Parmi les économies envisagées, 300 à 380 départs volontaires, assortis de 50 créations de postes dans des métiers nouveaux à Radio France (soit une réduction nette d'effectifs de 250 à 330 emplois), la suppression de la diffusion en ondes longues et moyennes, une réduction de la taille des deux orchestres de Radio France et une réforme de France Musique.
Les grévistes ont démarré la grève le 19 mars sur des revendications spécifiques (maintien du service de nettoyage, des programmes locaux de France Bleu, des orchestres). Mais tous s'attendent à un durcissement du mouvement après l'annonce du plan de suppressions d'emplois, désormais au coeur du conflit.
Ils réclament désormais au gouvernement un médiateur, jugeant Mathieu Gallet "discrédité". Mardi après-midi, l'intersyndicale a demandé à la ministre de la Culture Fleur Pellerin de jouer elle-même ce rôle. Sans réponse sur ce point mardi soir, ils gardaient bon espoir qu'un médiateur serait finalement nommé.
Le numéro un de la CGT, Philippe Martinez, est intervenu dans le conflit en jugeant nécessaire le départ de Mathieu Gallet : "Les grévistes aujourd'hui considèrent que ce n'est plus l'interlocuteur qu'il faut avoir en face d'eux", a-t-il déclaré sur Canal+. Le départ de Mathieu Gallet "n'est pas la seule solution" mais "on est arrivé à un point de non retour" dans ce conflit.
"Mercredi, lors du CCE, nous dirons que ce projet n'est pas acceptable et que la seule voie est une médiation", a averti Jean-Paul Quennesson (SUD) lors de l'AG.
"Nous sommes arrivés à un tournant à cause du plan de suppressions d'emplois", a renchéri Lionel Thompson (CGT). "Nous ne pouvons accepter ce plan", a insisté Philippe Ballet (Unsa).

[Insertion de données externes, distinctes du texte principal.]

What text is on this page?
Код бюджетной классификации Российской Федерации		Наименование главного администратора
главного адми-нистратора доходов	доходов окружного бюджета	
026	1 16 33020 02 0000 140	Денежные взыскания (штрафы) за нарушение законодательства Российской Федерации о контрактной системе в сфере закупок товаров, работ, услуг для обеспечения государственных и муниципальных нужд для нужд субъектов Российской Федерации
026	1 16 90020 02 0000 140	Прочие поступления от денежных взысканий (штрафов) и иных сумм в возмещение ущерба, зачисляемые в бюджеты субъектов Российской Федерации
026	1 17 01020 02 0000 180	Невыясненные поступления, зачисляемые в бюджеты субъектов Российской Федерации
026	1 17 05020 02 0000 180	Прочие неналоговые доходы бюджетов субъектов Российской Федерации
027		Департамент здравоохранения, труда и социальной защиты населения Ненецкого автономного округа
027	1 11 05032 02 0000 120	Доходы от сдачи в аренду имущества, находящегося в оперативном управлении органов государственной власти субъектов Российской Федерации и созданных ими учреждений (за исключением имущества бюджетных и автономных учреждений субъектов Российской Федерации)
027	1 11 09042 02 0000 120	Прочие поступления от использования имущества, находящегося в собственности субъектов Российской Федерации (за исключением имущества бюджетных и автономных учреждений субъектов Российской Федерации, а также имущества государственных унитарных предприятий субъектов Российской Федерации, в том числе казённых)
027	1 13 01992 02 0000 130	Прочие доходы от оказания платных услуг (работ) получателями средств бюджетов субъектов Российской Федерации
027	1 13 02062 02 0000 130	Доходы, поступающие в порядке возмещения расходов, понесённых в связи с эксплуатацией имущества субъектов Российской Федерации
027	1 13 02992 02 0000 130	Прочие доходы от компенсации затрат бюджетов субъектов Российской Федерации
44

Les salariés des services informatiques ont rejoint la grève mardi. En revanche, après une journée de grève vendredi, le SNJ (journalistes) restait en dehors du mouvement, mais pourrait s'y joindre après le CCE.
- "Silence radio" -
Outre les suppressions d'emplois, le plan stratégique présenté mercredi, dont l'AFP a obtenu copie, prévoit l'arrêt de la diffusion en ondes longues et moyennes (16 millions d'euros d'économies) et une réforme de France Musique, recentrée sur une grille plus musicale et complétée par des webradios thématiques. "France Musique va devenir un robinet à musique", a déploré Aline Payet (CGT).
Pour faire entendre la voix des journalistes, largement non-grévistes jusqu'ici, le président de la SDJ Ludovic Piedtenu a publié mardi une tribune où il dénonce à son tour le plan de départs. "La perspective, douloureuse, d?une nouvelle semaine de +silence radio+ se profile. Un plan de départs volontaires élevé est de nature à déstabiliser l'entreprise", a-t-il écrit.
Les musiciens des orchestres ont lancé mardi soir une pétition contre la réduction de leurs formations, signée par plusieurs personnalités allant de Jacques Attali à de grands noms de la musique comme Natalie Dessay.
Sur internet, une pétition en faveur du mouvement social à Radio France a déjà réuni plus de 21.000 signatures, selon les syndicats.
Un nouvelle AG est prévue mercredi juste avant le CCE, qui démarre à 11H00. A 09H30, Mathieu Gallet sera auditionné par la commission des Affaires culturelles de l'Assemblée.